Brazil · Interlagos

Brazilian Grand Prix

Autódromo José Carlos Pace

4.309 km

Lap length

71

Laps

15

Corners

2

DRS zones

Autódromo José Carlos Pace, São Paulo
Photo: Boaventuravinicius (CC BY-SA 4.0) via Wikimedia Commons
City
São Paulo
First GP
1973
Race distance
305.879 km
Lap record
1:10.540 · Valtteri Bottas (2018)
Round 19 Brazilian Grand Prix Brazil

The chaos circuit

A counter-clockwise circuit (one of only a few on the calendar) carved into rolling hills in southern São Paulo.
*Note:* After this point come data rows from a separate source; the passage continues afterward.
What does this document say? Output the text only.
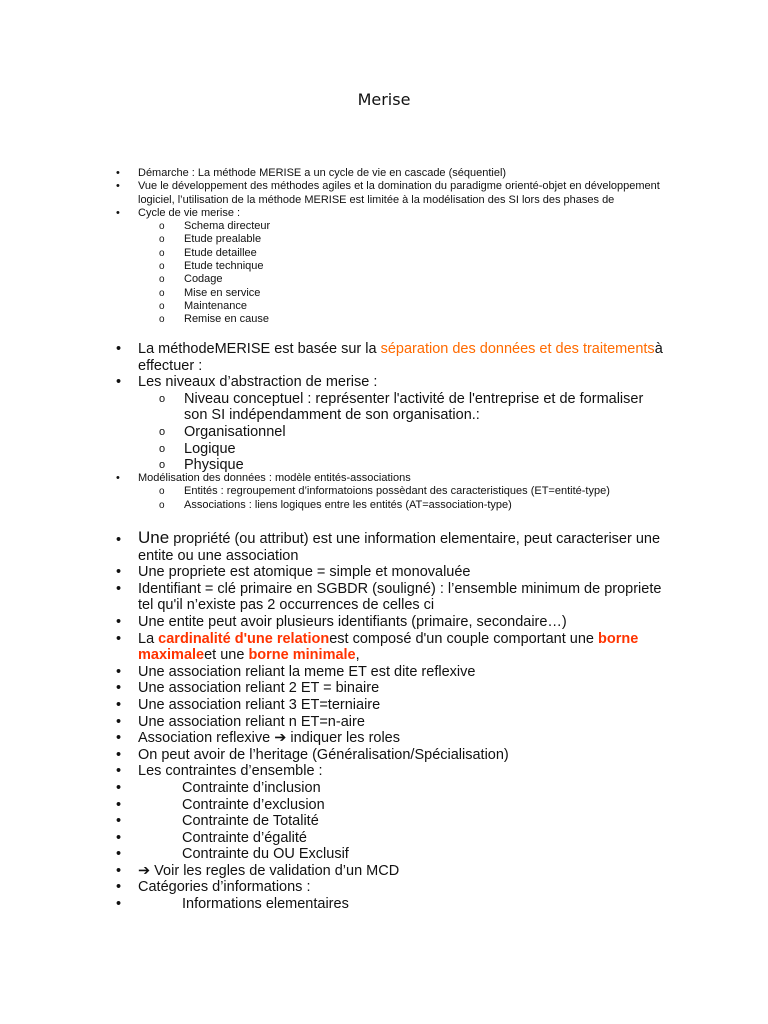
Merise
• Démarche : La méthode MERISE a un cycle de vie en cascade (séquentiel)
• Vue le développement des méthodes agiles et la domination du paradigme orienté-objet en développement logiciel, l’utilisation de la méthode MERISE est limitée à la modélisation des SI lors des phases de
• Cycle de vie merise :
o Schema directeur
o Etude prealable
o Etude detaillee
o Etude technique
o Codage
o Mise en service
o Maintenance
o Remise en cause
• La méthodeMERISE est basée sur la séparation des données et des traitementsà effectuer :
• Les niveaux d’abstraction de merise :
o Niveau conceptuel : représenter l'activité de l'entreprise et de formaliser son SI indépendamment de son organisation.:
o Organisationnel
o Logique
o Physique
• Modélisation des données : modèle entités-associations
o Entités : regroupement d’informatoions possèdant des caracteristiques (ET=entité-type)
o Associations : liens logiques entre les entités (AT=association-type)
• Une propriété (ou attribut) est une information elementaire, peut caracteriser une entite ou une association
• Une propriete est atomique = simple et monovaluée
• Identifiant = clé primaire en SGBDR (souligné) : l’ensemble minimum de propriete tel qu'il n’existe pas 2 occurrences de celles ci
• Une entite peut avoir plusieurs identifiants (primaire, secondaire…)
• La cardinalité d'une relationest composé d'un couple comportant une borne maximaleet une borne minimale,
• Une association reliant la meme ET est dite reflexive
• Une association reliant 2 ET = binaire
• Une association reliant 3 ET=terniaire
• Une association reliant n ET=n-aire
• Association reflexive ➔ indiquer les roles
• On peut avoir de l’heritage (Généralisation/Spécialisation)
• Les contraintes d’ensemble :
•	Contrainte d’inclusion
•	Contrainte d’exclusion
•	Contrainte de Totalité
•	Contrainte d’égalité
•	Contrainte du OU Exclusif
• ➔ Voir les regles de validation d’un MCD
• Catégories d’informations :
•	Informations elementaires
Short, fast, and tight — the layout creates a pace differential between the high-power straights and the constantly-loaded high-G corners that produces consistently chaotic races.

Why it matters

Interlagos has hosted some of the most dramatic title-deciding races in F1 history. Hamilton’s 2008 championship — won on the last corner of the last lap, after Felipe Massa had already crossed the line believing he’d won the title for Ferrari — happened here. The 2012 finale where Vettel started 24th and won his championship; the 2008 race; the rain-soaked 1991 Senna home win; the 2024 Verstappen comeback from 17th in the wet.

What to watch for

  • Senna S (Turns 1–2) — heavy braking down the start-finish hill, classic overtake zone.
  • The back straight uphill — slipstream battles all the way to Turn 4.
  • Weather — São Paulo summer storms appear from nowhere. Sprint weekends here are particularly chaotic.